Every week, another story breaks. A respected educator dismissed for a moment of poor judgment. A personal overshare. A late-night text. Lack of attentive supervision. An inappropriate joke. A conversation that drifted into territory better left to a child’s caregiver or clinician. The public’s reaction is often disbelief: How could such a good educator make such a bad decision?
The truth is rarely bad intentions.
Educators receive rigorous training on curriculum, assessments, mandatory reporting, and other safety measures. But they get little to no training on the everyday boundary decisions that shape healthy, professional, trust-building relationships with other people’s children.
In this biweekly column, principals and other authorities on school leadership—including researchers, education professors, district administrators, and assistant principals—offer timely and timeless advice for their peers.
The focus is often on legal boundaries and discussed from a place of fear-based restraint, leaving little time for trust-based discussions of professional, social, or emotional boundaries. That gap leaves even the most dedicated educators vulnerable to making choices that could compromise students’ experiences at school and the educator’s career.
It’s time we name the real problem: a lack of boundary clarity in a boundary-critical profession.
In education, we have long celebrated the “hero” narrative—the teacher who gives up lunch every day, the coach who becomes a surrogate parent, the adviser who responds to messages at all hours. We praise these behaviors as evidence of deep, selfless care.

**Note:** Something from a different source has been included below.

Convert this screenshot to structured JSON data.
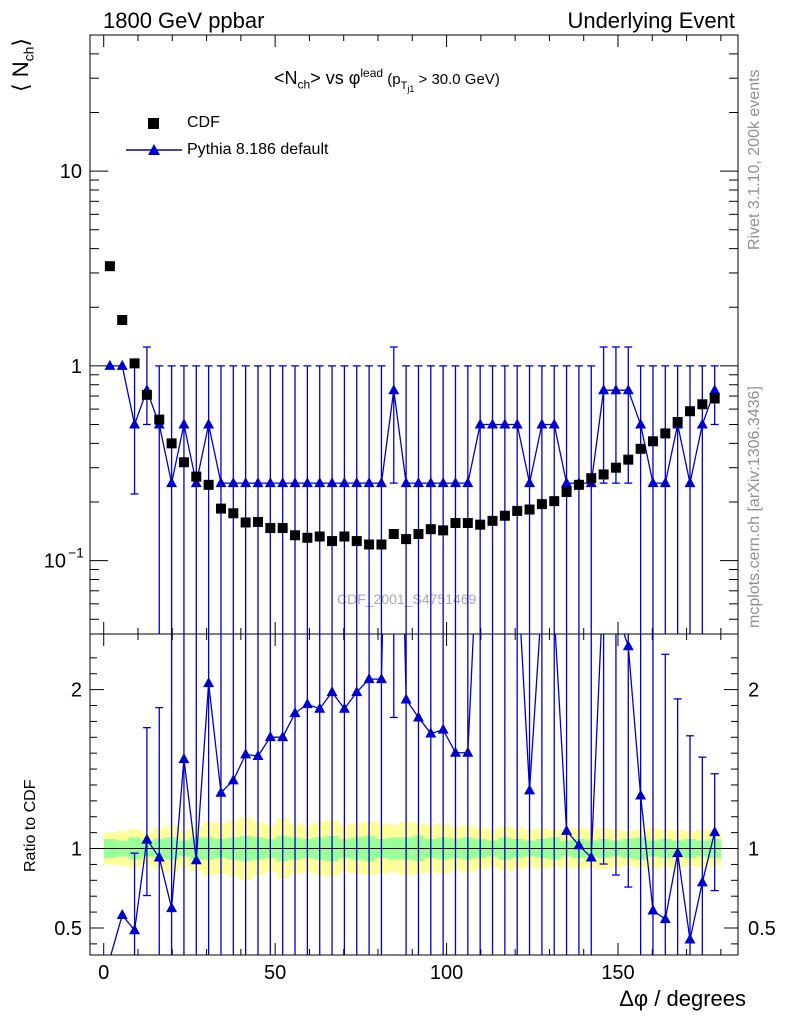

But “above and beyond” often lives in the same neighborhood as boundary blur.
A personal disclosure intended to build connection. A “just this once” exception for a struggling student. An “I know the school rules are X, but in my classroom, I believe it’s best we do Y.” A blind defense of a student without all the facts.
These acts may be rooted in compassion, but they can easily cross a boundary and undermine trust with families, disrupt systems designed for safety, or create expectations no single adult can sustain. Educators are deeply influential, yes, but they are not replacements for a child’s primary caregivers. It is critical that school leaders help educators adhere to the limits of their roles.
To ensure students have the right kind of relationships with educators that best promote their academic growth and positive youth development, educators first need to understand the appropriate boundaries. The “too loose, too rigid, just right” scale gives a starting point for assessing our behaviors both as educators and in our general lives:
- A person with boundaries that are too loose trusts everyone, speaks freely and intimately when they first meet students, does not recognize poor boundary setting in others, acts in opposition to their personal values for the purpose of pleasing others, compromises their own wellness to support the wellness of others, inserts themselves into the problems of others, accepts abuse or disrespect, prioritizes likability over authentic connection, and derives self-worth from others’ opinions.
- A person with too rigid boundaries trusts no one, avoids close relationships, does not ask for help, is protective of personal information, offers no bids for connection, seems distant or detached, avoids vulnerability for fear of rejection, interacts in transactional ways with students, and lives in black-and-white thinking patterns.
- A person whose boundaries are just right allows trust with others to develop over time through a layered approach, values their own opinions, keeps their focus on growth and development, notices when someone else lacks healthy boundaries, clearly communicates wants and needs, accepts when others say no, shares appropriate personal information based on trust built in a relationship, and derives a sense of self-worth from within.
To make sure educators can set a just-right boundary before a misstep occurs, school leaders should proactively offer them strategies to guide—not restrict—their care for students. These tools help educators stay grounded, aligned, and confident in their decisionmaking and efforts. You can help educators in your school by sharing these strategies:
1. Use the shoulder/viral test.
Act in every interaction as if your supervisor were on one shoulder, a child’s caregiver on the other, and bystanders were filming from every angle. If a 20-second clip of the moment went viral, would it accurately and positively reflect your intent, tone, professionalism, and the child’s best interest? This test isn’t meant to scare—it’s meant to elevate your practice. Consistency, clarity, and awareness of your power protect children and your career.
2. Stay in your zone of expertise.
Young people deserve support from the right adults with the right training. When we take on roles we aren’t equipped or right for—be it as a therapist, social worker, parent, or friend—we risk creating dependency, burnout, confusion, or even harm. Clear job descriptions and self-awareness matter. Offer care, connection, and coaching within your role and refer to a colleague or other resource when a youth’s needs extend beyond your professional expertise.
3. Uphold the rules.
Youth thrive when the adults around them provide consistency, predictability, and alignment with organizational policies. When individuals “do it their own way,” they undermine trust, create inequity, and destabilize a system designed to promote safety. “Do what you say and say what you do” applies to both organizations and individuals. If you disagree with a policy, raise it in the right forum—not in front of students.
Parents and guardians deserve educators in their children’s lives they can trust. Students deserve—and need—educators who build the right kind of relationships with them. Educators deserve training that protects them. School leaders, don’t wait until after a mistake to support your teachers. Guide them before one ever happens.